Propensity Score Weighting
Introduction
Propensity score (PS) weighting is a statistical technique widely employed in Real World Evidence (RWE) studies to address confounding bias and facilitate the estimation of causal treatment effects. By using the estimated probability of treatment assignment to create weights, PS weighting aims to balance the observed covariates across treatment groups. While both SAS and R provide methods to do PS weighting, the syntax and available options differ considerably. The PS weighting process generally involves several key stages: first, the estimation of propensity scores using a regression model; second, the calculation of weights for each subject based on their propensity score; and third, the use of these weights in the analysis of choice.
Differences
Given the extensive number of parameters and arguments available in both PROC PSMATCH
and weightit()
, we will focus only on the observed differences.
Options
Option | PROC PSMATCH | weightit |
---|---|---|
PS methods | logistic regression | glm, gbm, covariate balancing propensity score (CBPS) algorithm, non-parametric CBPS, entropy balancing, inverse probability tilting, optimization-based weighting, PS weighting using SuperLearner, bayesian additive regression trees (BART), energy balancing |
Estimands | ATT, ATE | ATT, ATE, ATC, for some methods ATO, ATM, ATOS |
Region | Always used; allobs, treated or cs (common support), with allowed extension | Not available |
Stabilize weights | Available as logical, only for ATE | Available as logical or formula when used with continuous treatments or when estimand is ATE |
Moments | Not available | Some methods allows to set the greatest power of each covariate to be balanced |
Interactions | Not available | Some methods allows to set the first-order interactions of the covariates to be balanced |
Output
The way SAS and R output the weights is similar - they are given as a column (SAS) / vector in the output list (R) with a computed weight for each observation. However, seems to be due to the different rounding rules, the PS weights may differ on the last digit.
Statistics
In SAS, descriptive statistics for assessing balance are primarily generated through the ASSESS
statement within PROC PSMATCH
. Conversely, in R, descriptive statistics for weights could be obtained by applying the summary()

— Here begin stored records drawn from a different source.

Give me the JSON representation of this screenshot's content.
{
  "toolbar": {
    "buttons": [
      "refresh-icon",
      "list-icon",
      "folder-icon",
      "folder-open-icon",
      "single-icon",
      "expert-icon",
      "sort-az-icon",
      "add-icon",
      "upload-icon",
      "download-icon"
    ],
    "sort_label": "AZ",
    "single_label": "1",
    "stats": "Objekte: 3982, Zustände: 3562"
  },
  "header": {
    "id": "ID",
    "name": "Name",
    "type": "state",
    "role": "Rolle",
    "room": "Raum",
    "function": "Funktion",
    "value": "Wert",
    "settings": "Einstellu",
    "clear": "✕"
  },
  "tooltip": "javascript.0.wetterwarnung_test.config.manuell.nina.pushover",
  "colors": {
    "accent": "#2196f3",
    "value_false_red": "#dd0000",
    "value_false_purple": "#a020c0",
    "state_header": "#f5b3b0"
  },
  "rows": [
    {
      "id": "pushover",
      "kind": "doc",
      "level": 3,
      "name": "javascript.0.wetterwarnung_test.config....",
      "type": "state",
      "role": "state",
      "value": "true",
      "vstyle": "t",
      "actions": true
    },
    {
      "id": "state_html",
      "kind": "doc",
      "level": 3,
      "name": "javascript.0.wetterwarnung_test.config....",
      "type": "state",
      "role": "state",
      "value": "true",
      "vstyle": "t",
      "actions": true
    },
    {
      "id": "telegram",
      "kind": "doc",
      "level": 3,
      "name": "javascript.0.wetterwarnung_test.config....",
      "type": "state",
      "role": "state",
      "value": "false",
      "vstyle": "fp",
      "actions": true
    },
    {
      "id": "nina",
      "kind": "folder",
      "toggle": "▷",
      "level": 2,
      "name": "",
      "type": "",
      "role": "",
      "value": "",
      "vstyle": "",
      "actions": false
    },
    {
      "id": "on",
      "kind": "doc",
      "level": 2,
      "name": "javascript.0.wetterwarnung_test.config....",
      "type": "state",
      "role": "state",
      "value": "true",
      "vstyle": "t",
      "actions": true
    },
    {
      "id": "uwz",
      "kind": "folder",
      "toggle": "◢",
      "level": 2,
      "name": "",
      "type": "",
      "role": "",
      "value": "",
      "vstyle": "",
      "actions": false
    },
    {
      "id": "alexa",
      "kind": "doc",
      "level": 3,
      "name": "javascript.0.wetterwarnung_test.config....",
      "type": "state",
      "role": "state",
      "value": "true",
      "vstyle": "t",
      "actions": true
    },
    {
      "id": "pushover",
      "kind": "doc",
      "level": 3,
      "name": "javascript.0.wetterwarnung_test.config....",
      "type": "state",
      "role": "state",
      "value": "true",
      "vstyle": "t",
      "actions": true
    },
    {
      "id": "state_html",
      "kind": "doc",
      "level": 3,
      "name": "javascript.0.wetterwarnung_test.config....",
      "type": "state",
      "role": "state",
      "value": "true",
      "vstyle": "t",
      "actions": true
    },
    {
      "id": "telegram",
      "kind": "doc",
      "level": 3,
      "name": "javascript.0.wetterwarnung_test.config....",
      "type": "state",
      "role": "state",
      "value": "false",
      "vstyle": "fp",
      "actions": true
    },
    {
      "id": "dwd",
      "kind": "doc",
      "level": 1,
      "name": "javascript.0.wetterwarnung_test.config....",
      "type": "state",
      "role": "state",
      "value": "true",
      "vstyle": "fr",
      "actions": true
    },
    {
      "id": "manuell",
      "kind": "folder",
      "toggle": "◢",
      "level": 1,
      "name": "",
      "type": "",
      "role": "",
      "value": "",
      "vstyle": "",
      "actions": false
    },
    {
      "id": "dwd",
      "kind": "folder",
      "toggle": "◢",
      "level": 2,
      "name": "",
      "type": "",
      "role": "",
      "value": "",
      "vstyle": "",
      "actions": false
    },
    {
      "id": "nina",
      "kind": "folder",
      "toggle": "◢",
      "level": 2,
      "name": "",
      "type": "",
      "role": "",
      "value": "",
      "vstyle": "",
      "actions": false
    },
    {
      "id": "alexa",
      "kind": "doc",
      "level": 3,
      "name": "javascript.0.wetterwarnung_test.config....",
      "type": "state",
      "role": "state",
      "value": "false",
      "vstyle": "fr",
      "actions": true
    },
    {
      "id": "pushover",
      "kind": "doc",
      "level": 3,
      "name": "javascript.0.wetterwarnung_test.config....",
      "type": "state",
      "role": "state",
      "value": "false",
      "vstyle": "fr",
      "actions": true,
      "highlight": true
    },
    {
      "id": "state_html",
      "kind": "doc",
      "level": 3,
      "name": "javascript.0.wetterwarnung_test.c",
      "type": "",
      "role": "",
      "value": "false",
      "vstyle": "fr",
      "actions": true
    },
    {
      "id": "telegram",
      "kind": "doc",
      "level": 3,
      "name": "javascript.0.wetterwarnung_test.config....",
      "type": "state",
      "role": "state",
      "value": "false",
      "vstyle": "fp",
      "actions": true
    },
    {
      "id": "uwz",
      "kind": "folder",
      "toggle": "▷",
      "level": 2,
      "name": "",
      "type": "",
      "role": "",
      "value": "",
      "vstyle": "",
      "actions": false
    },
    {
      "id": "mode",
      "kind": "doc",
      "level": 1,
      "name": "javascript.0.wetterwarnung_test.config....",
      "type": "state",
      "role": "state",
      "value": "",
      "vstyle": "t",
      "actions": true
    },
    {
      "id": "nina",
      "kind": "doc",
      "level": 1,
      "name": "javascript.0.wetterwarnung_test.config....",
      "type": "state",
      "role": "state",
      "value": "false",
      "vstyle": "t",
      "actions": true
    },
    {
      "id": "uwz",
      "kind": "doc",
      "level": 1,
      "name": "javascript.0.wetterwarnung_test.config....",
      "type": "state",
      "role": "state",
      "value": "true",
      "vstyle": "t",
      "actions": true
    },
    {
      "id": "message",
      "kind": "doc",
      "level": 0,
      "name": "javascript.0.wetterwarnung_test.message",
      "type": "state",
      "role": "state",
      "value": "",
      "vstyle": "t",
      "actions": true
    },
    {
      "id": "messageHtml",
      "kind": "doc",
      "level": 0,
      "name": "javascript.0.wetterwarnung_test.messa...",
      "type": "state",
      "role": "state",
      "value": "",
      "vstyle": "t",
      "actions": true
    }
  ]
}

function to the output object returned by the weightit()
. The balance assessment after weighting could be performed using the cobalt
package. The following table summarizes the statistics available in SAS and R:
Stat or info | SAS | R |
---|---|---|
N | + | + |
Weights range | - | + |
Extreme weights | + | + |
ESS | - | + |
Coefficient of Variation | - | + |
Mean absolute deviation | - | + |
Negative Entropy | - | + |
Number of zero weights | - | + |
Weighted covariates stats | + | -* |
*available from cobalt package
Figures
Plot type | R | SAS |
---|---|---|
Love plot |
|
Displayed for: all/region/matched/weighted matched, trt/control. Includes PS, all numeric and binary variables. |
General distribution plots |
|
Displayed for: all/region/weighted, trt/control. Includes PS and all variables. For PS and numeric - boxplots, character - barplots. |
eCDF plots | plot(): - | Displayed for: all/region/weighted, trt/control. Includes PS and all numeric variables. |
Cloud plots | plot(): - | Displayed for: all/region, trt/control. Includes PS, weights and all numeric variables. Presented as 2 separate clouds per variable. |
PS weights histogram |
|
- |
Dataset
The dataset used in the example below can be found here: [ps_data.csv](https://github.com/PSIAIMS/CAMIS/blob/main/data/ps_data.csv)
trt control Standardized
Characteristic (N = 120) (N = 180) Mean Diff.
sex 0.1690
F 70 (58.3 %) 90 (50.0 %)
M 50 (41.7 %) 90 (50.0 %)
age 61.5 (17.12) 49.4 (10.55) 0.7057
weight 67.3 ( 7.33) 63.8 ( 9.64) 0.4741
bmi_cat
underweight 34 (28.3 %) 63 (35.0 %) -0.1479
normal 57 (47.5 %) 61 (33.9 %) 0.2726
overweight 29 (24.2 %) 56 (31.1 %) -0.1622
Matching Examples
Average Treatment Effect in Treated (ATT)
SAS
proc psmatch data=data;
class trtp sex bmi_cat;
psmodel trtp(Treated="trt")= sex weight age bmi_cat;
psweight weight=ATTWGT;
output out(obs=all)=ps_res ps=_PScore weight=_PSweight;
run;
R
ps_res <- weightit(trtp ~ sex + weight + age + bmi_cat,
data=data_gen,
method="glm",
estimand="ATT",
focal="trt")
Average Treatment Effect (ATE)
SAS
proc psmatch data=data;
class trtp sex bmi_cat;
psmodel trtp(Treated="trt")= sex weight age bmi_cat;
psweight weight=ATEWGT;
output out(obs=all)=ps_res ps=_PScore weight=_PSweight;
run;
R
ps_res <- weightit(trtp ~ sex + weight + age + bmi_cat,
data=data_gen,
method="glm",
estimand="ATE")
Average Treatment Effect (ATE), stabilized weights
SAS
proc psmatch data=data;
class trtp sex bmi_cat;
psmodel trtp(Treated="trt")= sex weight age bmi_cat;
psweight weight=ATEWGT(stabilize=YES);
output out(obs=all)=ps_res ps=_PScore weight=_PSweight;
run;
R
ps_res <- weightit(trtp ~ sex + weight + age + bmi_cat,
data=data_gen,
method="glm",
estimand="ATE",
stabilize=TRUE)